Luis Severino shut down with shoulder injury

The Yankees were supposed to have their ace, Luis Severino, in action on Tuesday, but the righty was shut down shortly before the game. Apparently, he wasn’t feeling quite right during his warm ups and the training staff decided to take him for some tests. The good news for New York is that they didn’t find anything overly serious that is expected to keep him out long-term. Instead, they found some inflammation in his shoulder and have shut him down for a couple of weeks. As a result, he’s highly unlikely to be ready for Opening Day. All things considered, it could be worse, but it’s still never good to hear about shoulder injuries for the best pitcher in your rotation. Severino struggled in the second half last year, but we all know how good he can be. With the hardest fastball among starters in the game, an absurd slider and a good changeup, he can be downright unhittable when he’s on. You never root for injuries, but this is certainly going to have a negative effect on the Yankees, which in turn helps the Red Sox. Still, you want to beat them at full strength, not with them riddled with injury.

Bryce Harper wants Mike Trout

Bryce Harper signed a 13-year contract with the Phillies with no opt outs, so he’s obviously invested in the long-term success of the franchise. Even before Harper got there speculation had been abound about Mike Trout, perhaps the best player any of us have ever seen, would head to the Phillies in free agency in a couple of years. Trout is from the Philadelphia area originally. With Harper, the calls have even gotten louder as the two are close. Harper said that out loud on Tuesday, telling the hosts of a Philly radio station they’re crazy if they don’t think he’ll be calling Trout in 2020. The Angels, for their part, are not thrilled about this. You don’t see this kind of recruiting too much in baseball, but given how much it works for the NBA, perhaps it wouldn’t be the worst thing in the world to see stars flirting with each other a little more.

Mets hire Jessica Mendoza

The Mets made big headlines on Tuesday when they hired ESPN Sunday Night Baseball analyst Jessica Mendoza to an advisory role in the front office. She will also stay on with her role in the announcer’s booth. This obviously elicited strong reactions from the internet, because anything involving Mendoza always does. There are a lot of conflicting opinions about her work in the booth, most of which are over the top in this writer’s opinion. She is fine, and probably even better than most of the national color commentators, not that it’s an overly high bar. Still, if the Red Sox aren’t playing I usually have the game on mute with a podcast or music playing, which is what I do for 95 percent of broadcasts anyway. Whatever you think about her game-calling, though, you can’t deny her knowledge of the game. Mendoza is an incredibly accomplished softball player and has demonstrated intense knowledge on the art of hitting. There are some who complain about her lack of experience with baseball, which of course is silly given how much of any front office is made up of men who have never played baseball. Mendoza has a lot more tangible on-field experience than any of them.
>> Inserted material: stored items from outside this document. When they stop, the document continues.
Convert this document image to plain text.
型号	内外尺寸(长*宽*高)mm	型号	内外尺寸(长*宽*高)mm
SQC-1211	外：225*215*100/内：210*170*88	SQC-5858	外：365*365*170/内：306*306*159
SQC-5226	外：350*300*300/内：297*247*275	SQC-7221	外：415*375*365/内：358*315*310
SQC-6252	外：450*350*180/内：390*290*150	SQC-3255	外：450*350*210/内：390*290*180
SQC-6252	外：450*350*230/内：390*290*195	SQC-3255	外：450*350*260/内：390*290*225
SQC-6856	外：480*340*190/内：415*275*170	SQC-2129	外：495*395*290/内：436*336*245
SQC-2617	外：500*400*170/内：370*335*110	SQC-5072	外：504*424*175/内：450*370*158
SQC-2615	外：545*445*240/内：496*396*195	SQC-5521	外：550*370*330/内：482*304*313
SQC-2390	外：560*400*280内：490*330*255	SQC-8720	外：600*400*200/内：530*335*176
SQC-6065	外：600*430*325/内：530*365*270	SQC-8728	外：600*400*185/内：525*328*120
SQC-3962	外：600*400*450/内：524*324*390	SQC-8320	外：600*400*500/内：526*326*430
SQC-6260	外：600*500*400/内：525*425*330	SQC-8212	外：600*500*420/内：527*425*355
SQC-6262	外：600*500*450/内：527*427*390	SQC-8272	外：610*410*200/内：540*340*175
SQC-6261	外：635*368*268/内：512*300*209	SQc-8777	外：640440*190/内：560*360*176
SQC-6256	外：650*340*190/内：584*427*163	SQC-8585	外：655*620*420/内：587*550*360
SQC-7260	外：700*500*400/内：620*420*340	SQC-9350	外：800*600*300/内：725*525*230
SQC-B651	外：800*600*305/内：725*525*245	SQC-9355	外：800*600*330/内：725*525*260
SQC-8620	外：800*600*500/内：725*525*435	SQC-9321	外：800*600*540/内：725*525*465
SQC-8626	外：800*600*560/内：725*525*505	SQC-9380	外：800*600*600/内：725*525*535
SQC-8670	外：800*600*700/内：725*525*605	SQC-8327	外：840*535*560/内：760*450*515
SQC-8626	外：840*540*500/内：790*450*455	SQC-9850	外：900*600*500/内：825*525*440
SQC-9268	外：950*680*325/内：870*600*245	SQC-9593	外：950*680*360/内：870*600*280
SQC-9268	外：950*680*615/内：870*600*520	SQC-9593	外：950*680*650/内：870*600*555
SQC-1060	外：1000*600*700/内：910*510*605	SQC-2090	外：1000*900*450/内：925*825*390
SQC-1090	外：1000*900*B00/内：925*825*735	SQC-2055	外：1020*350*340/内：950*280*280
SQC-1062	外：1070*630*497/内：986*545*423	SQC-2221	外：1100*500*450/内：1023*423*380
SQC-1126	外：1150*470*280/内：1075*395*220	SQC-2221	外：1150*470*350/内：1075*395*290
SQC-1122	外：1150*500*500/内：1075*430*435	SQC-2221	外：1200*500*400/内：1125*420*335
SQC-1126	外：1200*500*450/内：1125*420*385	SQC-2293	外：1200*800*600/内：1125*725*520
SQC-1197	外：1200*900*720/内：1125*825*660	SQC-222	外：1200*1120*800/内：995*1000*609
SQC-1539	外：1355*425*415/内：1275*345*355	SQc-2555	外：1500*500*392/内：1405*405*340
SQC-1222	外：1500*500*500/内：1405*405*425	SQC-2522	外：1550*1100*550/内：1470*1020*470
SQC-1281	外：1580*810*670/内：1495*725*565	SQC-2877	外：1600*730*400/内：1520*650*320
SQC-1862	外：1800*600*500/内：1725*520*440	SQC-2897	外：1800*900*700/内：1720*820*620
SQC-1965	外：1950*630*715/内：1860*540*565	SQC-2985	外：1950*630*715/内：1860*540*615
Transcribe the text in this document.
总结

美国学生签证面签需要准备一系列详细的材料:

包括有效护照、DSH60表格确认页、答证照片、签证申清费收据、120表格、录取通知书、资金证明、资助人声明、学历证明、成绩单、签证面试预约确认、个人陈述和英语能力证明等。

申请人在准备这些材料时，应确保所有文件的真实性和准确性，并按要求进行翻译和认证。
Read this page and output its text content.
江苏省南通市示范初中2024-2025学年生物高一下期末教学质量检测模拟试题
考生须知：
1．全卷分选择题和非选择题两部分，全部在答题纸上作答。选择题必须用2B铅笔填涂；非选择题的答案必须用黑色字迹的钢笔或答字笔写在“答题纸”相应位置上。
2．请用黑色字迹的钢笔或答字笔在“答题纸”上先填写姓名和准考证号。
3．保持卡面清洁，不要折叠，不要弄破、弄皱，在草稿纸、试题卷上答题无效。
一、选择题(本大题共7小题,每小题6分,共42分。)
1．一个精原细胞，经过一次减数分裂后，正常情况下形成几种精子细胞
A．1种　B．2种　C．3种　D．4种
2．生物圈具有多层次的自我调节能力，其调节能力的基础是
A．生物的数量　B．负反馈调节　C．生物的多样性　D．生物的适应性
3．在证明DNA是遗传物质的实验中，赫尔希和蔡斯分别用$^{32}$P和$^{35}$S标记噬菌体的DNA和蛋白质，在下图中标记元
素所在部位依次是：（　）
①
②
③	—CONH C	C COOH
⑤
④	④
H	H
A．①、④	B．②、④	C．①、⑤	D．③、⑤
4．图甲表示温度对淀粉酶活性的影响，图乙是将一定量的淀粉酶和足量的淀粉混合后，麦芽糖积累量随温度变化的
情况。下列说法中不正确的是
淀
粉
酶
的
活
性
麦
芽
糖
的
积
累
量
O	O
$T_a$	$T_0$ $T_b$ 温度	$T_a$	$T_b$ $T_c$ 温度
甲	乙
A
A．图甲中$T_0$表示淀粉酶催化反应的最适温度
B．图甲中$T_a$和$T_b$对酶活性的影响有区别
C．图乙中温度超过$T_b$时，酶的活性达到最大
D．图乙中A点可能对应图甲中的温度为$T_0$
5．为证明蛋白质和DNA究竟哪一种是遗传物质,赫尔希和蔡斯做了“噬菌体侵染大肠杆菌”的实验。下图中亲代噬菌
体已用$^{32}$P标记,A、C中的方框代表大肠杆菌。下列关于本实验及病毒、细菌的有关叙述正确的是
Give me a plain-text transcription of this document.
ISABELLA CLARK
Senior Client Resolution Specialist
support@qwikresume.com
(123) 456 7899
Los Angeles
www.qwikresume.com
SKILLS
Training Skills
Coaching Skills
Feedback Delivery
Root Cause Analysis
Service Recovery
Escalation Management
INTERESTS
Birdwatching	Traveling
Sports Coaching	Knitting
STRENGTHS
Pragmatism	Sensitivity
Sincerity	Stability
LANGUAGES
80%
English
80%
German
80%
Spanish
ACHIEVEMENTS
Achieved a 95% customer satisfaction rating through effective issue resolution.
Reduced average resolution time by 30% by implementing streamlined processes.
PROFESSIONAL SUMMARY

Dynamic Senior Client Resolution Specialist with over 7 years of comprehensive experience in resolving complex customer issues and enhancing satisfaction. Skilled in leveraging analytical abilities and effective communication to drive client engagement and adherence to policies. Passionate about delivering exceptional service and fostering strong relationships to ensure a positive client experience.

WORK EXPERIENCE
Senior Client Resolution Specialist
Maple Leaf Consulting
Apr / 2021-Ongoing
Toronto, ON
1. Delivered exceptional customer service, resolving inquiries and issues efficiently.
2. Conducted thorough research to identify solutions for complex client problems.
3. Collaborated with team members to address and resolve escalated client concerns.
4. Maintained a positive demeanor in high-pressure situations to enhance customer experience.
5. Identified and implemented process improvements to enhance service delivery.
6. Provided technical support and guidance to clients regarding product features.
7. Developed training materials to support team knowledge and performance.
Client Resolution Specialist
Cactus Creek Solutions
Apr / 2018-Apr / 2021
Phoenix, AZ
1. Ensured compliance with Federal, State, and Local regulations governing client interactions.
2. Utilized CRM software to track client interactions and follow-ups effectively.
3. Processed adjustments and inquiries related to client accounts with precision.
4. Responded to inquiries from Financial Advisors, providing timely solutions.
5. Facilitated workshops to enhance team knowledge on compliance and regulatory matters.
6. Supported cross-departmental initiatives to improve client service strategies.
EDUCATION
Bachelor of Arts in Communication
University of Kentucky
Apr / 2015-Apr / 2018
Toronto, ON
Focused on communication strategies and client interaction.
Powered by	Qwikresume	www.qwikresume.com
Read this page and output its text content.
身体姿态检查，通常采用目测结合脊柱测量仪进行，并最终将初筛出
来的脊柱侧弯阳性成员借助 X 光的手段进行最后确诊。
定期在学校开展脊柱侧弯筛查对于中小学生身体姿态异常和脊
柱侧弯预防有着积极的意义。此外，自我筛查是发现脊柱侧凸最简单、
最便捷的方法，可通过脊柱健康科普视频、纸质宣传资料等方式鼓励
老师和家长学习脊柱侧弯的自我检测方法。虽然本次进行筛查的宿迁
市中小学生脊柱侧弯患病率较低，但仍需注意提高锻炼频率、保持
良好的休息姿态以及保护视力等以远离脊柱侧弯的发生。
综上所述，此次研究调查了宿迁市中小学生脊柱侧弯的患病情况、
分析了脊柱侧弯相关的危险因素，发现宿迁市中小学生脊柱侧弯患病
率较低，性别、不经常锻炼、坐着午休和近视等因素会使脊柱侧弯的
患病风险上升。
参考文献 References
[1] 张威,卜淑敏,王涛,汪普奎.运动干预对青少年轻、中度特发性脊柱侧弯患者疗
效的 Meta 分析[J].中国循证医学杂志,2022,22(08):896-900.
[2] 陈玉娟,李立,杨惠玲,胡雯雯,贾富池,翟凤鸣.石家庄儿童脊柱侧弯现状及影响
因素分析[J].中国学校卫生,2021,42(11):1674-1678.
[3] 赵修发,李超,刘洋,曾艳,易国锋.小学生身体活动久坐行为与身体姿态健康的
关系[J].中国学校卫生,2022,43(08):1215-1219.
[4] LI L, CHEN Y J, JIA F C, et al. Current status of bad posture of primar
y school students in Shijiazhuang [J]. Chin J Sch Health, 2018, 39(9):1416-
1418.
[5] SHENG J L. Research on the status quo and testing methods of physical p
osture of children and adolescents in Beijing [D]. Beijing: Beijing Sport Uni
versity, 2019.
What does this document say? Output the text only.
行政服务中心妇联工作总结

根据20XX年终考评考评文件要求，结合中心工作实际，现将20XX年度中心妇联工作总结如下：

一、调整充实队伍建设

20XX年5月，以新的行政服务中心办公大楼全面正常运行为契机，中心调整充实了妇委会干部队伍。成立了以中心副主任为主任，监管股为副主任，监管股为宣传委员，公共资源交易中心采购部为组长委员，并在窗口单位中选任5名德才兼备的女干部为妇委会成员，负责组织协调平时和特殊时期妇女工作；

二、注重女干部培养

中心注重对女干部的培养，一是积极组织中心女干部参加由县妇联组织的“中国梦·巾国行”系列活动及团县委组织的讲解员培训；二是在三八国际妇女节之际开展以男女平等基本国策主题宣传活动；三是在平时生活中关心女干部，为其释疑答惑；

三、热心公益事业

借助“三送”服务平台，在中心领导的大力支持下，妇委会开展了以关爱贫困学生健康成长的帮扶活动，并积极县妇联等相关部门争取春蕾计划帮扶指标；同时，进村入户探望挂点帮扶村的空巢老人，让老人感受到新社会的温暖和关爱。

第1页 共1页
MLB to expand active roster size to 26 in 2020, per report

The Associated Press is reporting that MLB and the Players Union has agreed to expand the active roster size to 26 players beginning in 2020 in exchange for the players committing to discussions regarding other issues around the game later this month. As part of the agreement, September roster sizes will also be cut down to 28 from 40. This seems like a good move overall, though there are ways this could certainly result in more dead time in a game. Given the way the sport is moving, it’s not crazy to think that extra roster spot will be given to an extra reliever, which could result in more pitching changes. Of course, the further discussions could include rules against one-batter relief appearances. The September rule change is good, though, as it never made a ton of sense for there to be 40-man rosters for the final month of the season. It was a good chance for young players to get a taste of the majors, but more than anything it allowed teams to use a ton of pitchers every day and gave unfair advantages to contenders who were fortunate enough to have a division full of non-contenders.